IV
Though the town seemed to Carol to change no more than the
surrounding fields, there was a constant shifting, these three
years. The citizen of the prairie drifts always westward. It
may be because he is the heir of ancient migrations—and it
may be because he finds within his own spirit so little
adventure that he is driven to seek it by changing his horizon{.}
The towns remain unvaried, yet the individual faces alter
like classes in college. The Gopher Prairie jeweler sells out,
for no discernible reason, and moves on to Alberta or the
state of Washington, to open a shop precisely like his former
one, in a town precisely like the one he has left. There is,
except among professional men and the wealthy, small
permanence either of residence or occupation. A man becomes
farmer, grocer, town policeman, garageman, restaurant-owner,
postmaster, insurance-agent, and farmer all over again, and the
community more or less patiently suffers from his lack of
knowledge in each of his experiments.
Ole Jenson the grocer and Dahl the butcher moved on to
South Dakota and Idaho. Luke and Mrs. Dawson picked up
ten thousand acres of prairie soil, in the magic portable form
of a small check book, and went to Pasadena, to a bungalow
and sunshine and cafeterias. Chet Dashaway sold his furniture
and undertaking business and wandered to Los Angeles, where,
the Dauntless reported, "Our good friend Chester has accepted
a fine position with a real-estate firm, and his wife has in the
charming social circles of the Queen City of the Southwestland
that same popularity which she enjoyed in our own society
sets."
Rita Simons was married to Terry Gould, and rivaled Juanita
Haydock as the gayest of the Young Married Set. But Juanita
also acquired merit. Harry's father died, Harry became senior
partner in the Bon Ton Store, and Juanita was more acidulous
and shrewd and cackling than ever. She bought an evening
frock, and exposed her collar-bone to the wonder of the Jolly
Seventeen, and talked of moving to Minneapolis.
To defend her position against the new Mrs.
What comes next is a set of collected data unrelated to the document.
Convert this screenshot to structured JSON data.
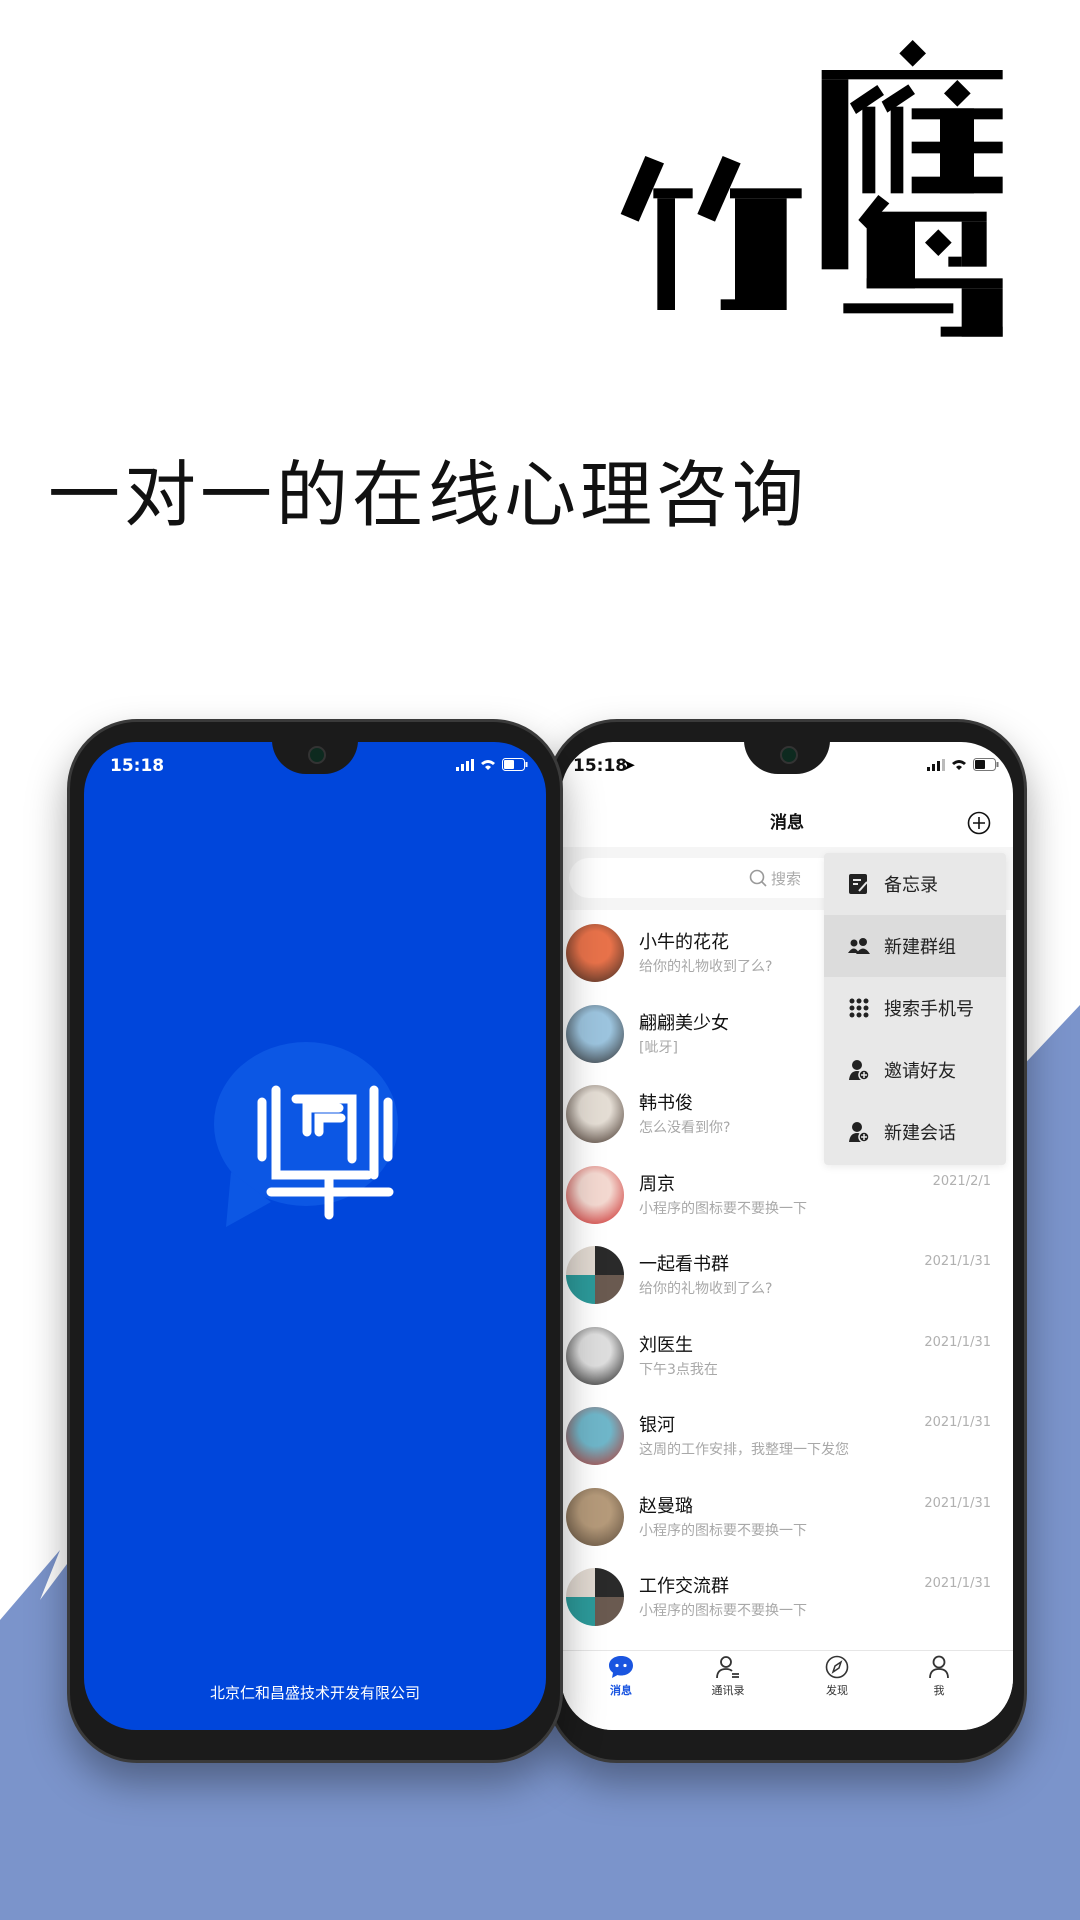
{
  "brand": {
    "logo_text": "竹鹰",
    "headline": "一对一的在线心理咨询",
    "background_color": "#7b94cb"
  },
  "splash": {
    "status_time": "15:18",
    "company": "北京仁和昌盛技术开发有限公司",
    "bg_color": "#0046db",
    "logo_icon": "chat-bubble-logo-icon"
  },
  "chat_app": {
    "status_time": "15:18",
    "title": "消息",
    "search_placeholder": "搜索",
    "menu": [
      {
        "label": "备忘录",
        "icon": "memo-icon"
      },
      {
        "label": "新建群组",
        "icon": "group-icon",
        "highlighted": true
      },
      {
        "label": "搜索手机号",
        "icon": "dialpad-icon"
      },
      {
        "label": "邀请好友",
        "icon": "add-user-icon"
      },
      {
        "label": "新建会话",
        "icon": "add-user-icon"
      }
    ],
    "conversations": [
      {
        "name": "小牛的花花",
        "message": "给你的礼物收到了么?",
        "date": ""
      },
      {
        "name": "翩翩美少女",
        "message": "[呲牙]",
        "date": ""
      },
      {
        "name": "韩书俊",
        "message": "怎么没看到你?",
        "date": ""
      },
      {
        "name": "周京",
        "message": "小程序的图标要不要换一下",
        "date": "2021/2/1"
      },
      {
        "name": "一起看书群",
        "message": "给你的礼物收到了么?",
        "date": "2021/1/31"
      },
      {
        "name": "刘医生",
        "message": "下午3点我在",
        "date": "2021/1/31"
      },
      {
        "name": "银河",
        "message": "这周的工作安排，我整理一下发您",
        "date": "2021/1/31"
      },
      {
        "name": "赵曼璐",
        "message": "小程序的图标要不要换一下",
        "date": "2021/1/31"
      },
      {
        "name": "工作交流群",
        "message": "小程序的图标要不要换一下",
        "date": "2021/1/31"
      }
    ],
    "tabs": [
      {
        "label": "消息",
        "active": true
      },
      {
        "label": "通讯录"
      },
      {
        "label": "发现"
      },
      {
        "label": "我"
      }
    ],
    "accent": "#1a55e0"
  }
}
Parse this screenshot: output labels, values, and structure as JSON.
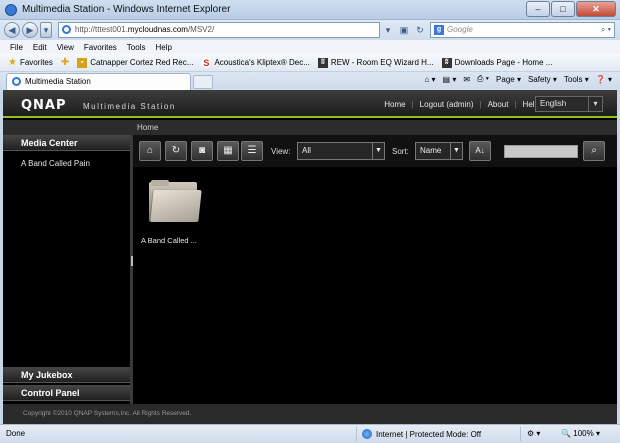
{
  "window": {
    "title": "Multimedia Station - Windows Internet Explorer",
    "minimize": "–",
    "maximize": "□",
    "close": "✕"
  },
  "address": {
    "url_prefix": "http://tttest001.",
    "url_domain": "mycloudnas.com",
    "url_suffix": "/MSV2/",
    "search_placeholder": "Google"
  },
  "menu": [
    "File",
    "Edit",
    "View",
    "Favorites",
    "Tools",
    "Help"
  ],
  "favorites": {
    "label": "Favorites",
    "items": [
      {
        "label": "Catnapper Cortez Red Rec...",
        "icon_color": "#d6a21a"
      },
      {
        "label": "Acoustica's Kliptex® Dec...",
        "icon_color": "#d52a1a"
      },
      {
        "label": "REW - Room EQ Wizard H...",
        "icon_color": "#333333"
      },
      {
        "label": "Downloads Page - Home ...",
        "icon_color": "#333333"
      }
    ]
  },
  "tab": {
    "label": "Multimedia Station"
  },
  "commands": [
    "Page ▾",
    "Safety ▾",
    "Tools ▾",
    "❓ ▾"
  ],
  "qnap": {
    "logo": "QNAP",
    "subtitle": "Multimedia Station",
    "nav": [
      "Home",
      "Logout (admin)",
      "About",
      "Help"
    ],
    "language": "English",
    "breadcrumb": "Home",
    "sidebar": {
      "media_center": "Media Center",
      "items": [
        "A Band Called Pain"
      ],
      "my_jukebox": "My Jukebox",
      "control_panel": "Control Panel"
    },
    "toolbar": {
      "view_label": "View:",
      "view_value": "All",
      "sort_label": "Sort:",
      "sort_value": "Name"
    },
    "folders": [
      {
        "label": "A Band Called ..."
      }
    ],
    "footer": "Copyright ©2010 QNAP Systems,Inc. All Rights Reserved."
  },
  "status": {
    "left": "Done",
    "zone": "Internet | Protected Mode: Off",
    "zoom": "100%"
  },
  "colors": {
    "accent": "#8fc21a",
    "app_bg": "#000000"
  }
}
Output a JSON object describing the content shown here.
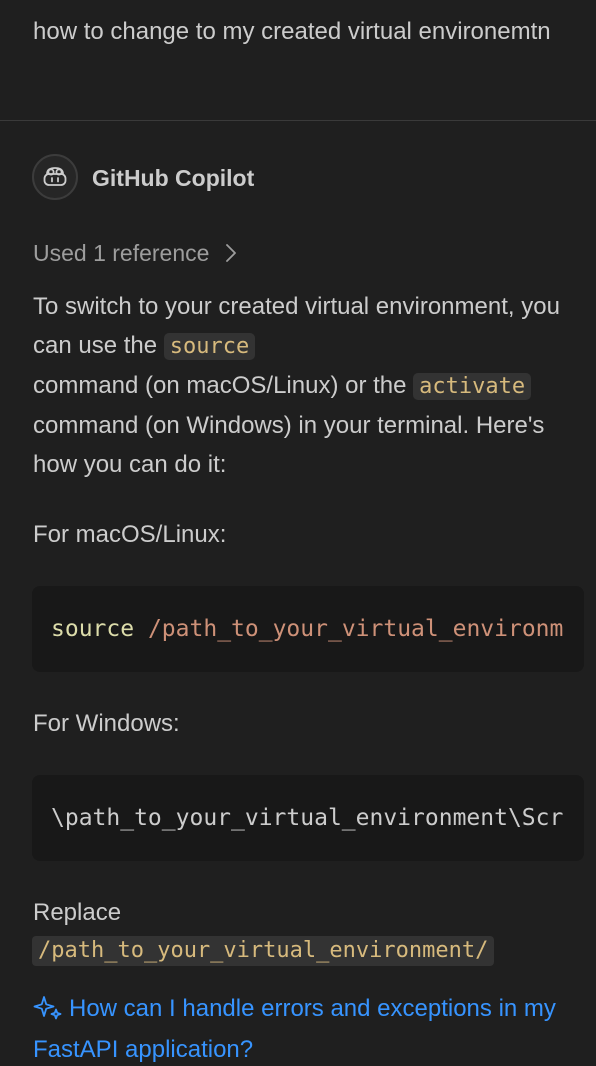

Terry Gould
she sought to attach Carol to her faction by giggling that
"some folks might call Rita innocent, but I've got
a hunch
that she isn't half as ignorant of things as brides are supposed
to be—and of course Terry isn't one-two-three as a doctor
alongside of your husband."
Carol herself would gladly have followed Mr. Ole Jenson,
and migrated even to another Main Street; flight from familiar
tedium to new tedium would have for a time the outer look
and promise of adventure. She hinted to Kennicott of the
probable medical advantages of Montana and Oregon. She
knew that he was satisfied with Gopher Prairie, but it gave
her vicarious hope to think of going, to ask for railroad folders
at the station, to trace the maps with a restless forefinger.
Yet to the casual eye she was not discontented, she was
not an abnormal and distressing traitor to the faith of Main
Street.
The settled citizen believes that the rebel is constantly in a
stew of complaining and, hearing of a Carol Kennicott, he
gasps, "What an awful person! She must be a Holy Terror
to live with! Glad
my folks are satisfied with
things way
they are!" Actually, it was not so much as five minutes a
day that Carol devoted to lonely desires. It is probable that
the agitated citizen has within his circle at least one inarticulate
rebel with aspirations as wayward as Carol's.
The presence of the baby had made her take Gopher Prairie
and the brown house seriously, as natural places of residence.
She pleased Kennicott by being friendly with the complacent
maturity of Mrs. Clark and Mrs. Elder, and when she had
often enough been in conference upon the Elders' new Cadillac
car, or the job which the oldest Clark boy had taken in the
office of the flour-mill, these topics became important, things
to follow up day by day.
With nine-tenths of her emotion concentrated upon Hugh,
she did not criticize shops, streets, acquaintances . . . this
year or two. She hurried to Uncle Whittier's store for a
package of corn-flakes, she abstractedly listened to Uncle
Whittier's denunciation of Martin Mahoney for asserting that
the wind last Tuesday had been south and not southwest, she
came back along streets that held no surprises nor the startling
faces of strangers. Thinking of Hugh's teething all the
way, she did not reflect that this store, these drab blocks, made
up all her background. She did her work, and she triumphed
over winning from the Clarks at five hundred.